Mayoral candidates websites : first impressions


Right now Mayor Phyllis Morris' website is effectively a single page desperately looking for campaign contributions.

I expect that won't be the case for long.
No doubt it will soon be filled with so many pictures of her (most taken by her Beard's disposable camera) that it will feel more like a flickr gallery.  A single glance at it will induce bile climbing up the back of one's throat.

So what are the other 4 mayoral candidates offering in regards of web presence?

Interestingly enough Nigel Kean's is by far the winner:

The website is crisp, clean, and even though it was most likely created using a template it works.

Aesthetically his logo and color scheme are very current and in keeping with the town's colours, his imagery is relevant and not overbearing.

His navigation is solid and consistent, the site is well laid out and not weighed down by useless info, extra verbiage or useless tidbits and downloads.

I am impressed with the effort, it represents his platform well.

Geoff Dawe's site: is a catastrophe.

It also looks like it was derived from a template, but one from the late 1990s.
Navigation is clunky, and having two selection areas is confusing and unnecessary.

The logo and overall presentation is off putting and shows a dated approach.
I'm unsure of the decision making behind the color scheme, Aurora is not represented at all with the Gold & Black.

There is far too much text for anyone to read, the images are from stock catalogs which makes the site cold and indifferent.  If you're running for mayor wouldn't you strive to include some personalized photos instead of some cheesy stock photos?

Web polls and relevant election information are nice additions, but more fluff than substance.
There is some jumping off links to social media sites that weren't visible on Nigel's site.

The incorporation of a blog, albeit buried, provides a small reason to return to the site where little else does.

Roger Clowater's site:  is so amateurish that it is so embarrassing to even delve into in any detail.

There is no consistency in design, no understanding of navigation and a real mess for any user to understand exactly what they are supposed to derive from the material.

His news section shows a golf event almost 2 months out of date and for some unexplained reason there is no connectivity to Roger's weblog: from his main site, but seeing as there is nothing of interest in the blog this can hardly be seen as much of a draw back.

There is a link to a YouTube group that lists 6 videos, 2 of which are talking head videos related to his campaign, the other look like vacation videos.

The logo looks like it was designed in the Nixon era, it lacks warmth and originality and it is so far out of date it doesn't even have any camp factor.

Roger would have been better just keeping his send-Roger Clowater-a-Tshirt Facebook page.

Miloslav Prikryl doesn't have a website, which is surprising as his LinkedIn profile shows him as a "computer software professional".  I guess either Mr.

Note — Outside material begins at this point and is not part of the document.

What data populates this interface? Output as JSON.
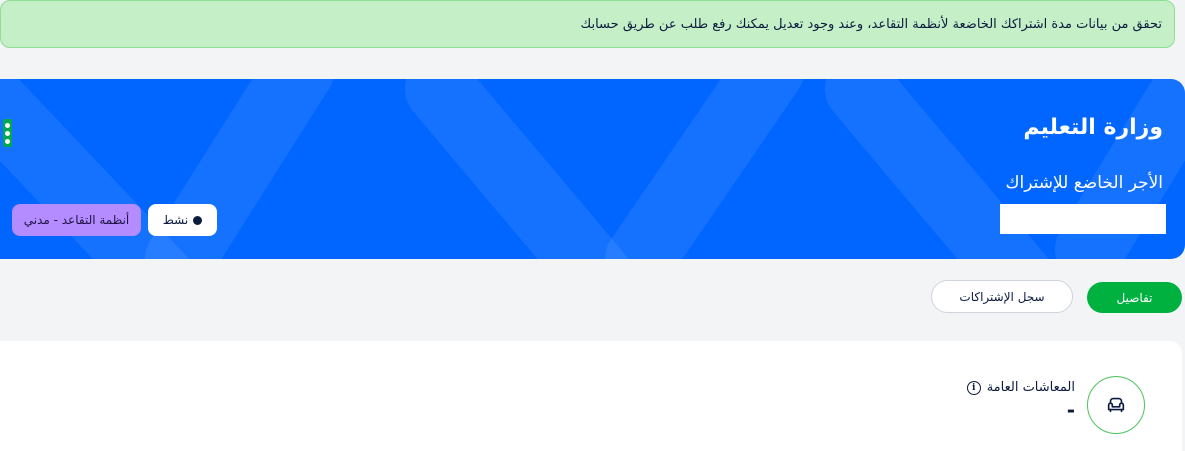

Prikryl is late out of the gate, and seeing that he has supplied a gmail address  ( hasn't even set up a domain name for his web presence.

A website alone may not make or break a candidate, but as an integral component of social media in municipal politics here in the year 2010 it affords each candidate a powerful opportunity to engage voters who they will never have the opportunity to do so in person.

It's true what they say about first impressions and I have to say that I'm pleasantly surprised by Nigel's efforts.  All the candidates could learn a lot from Mr Kean's site.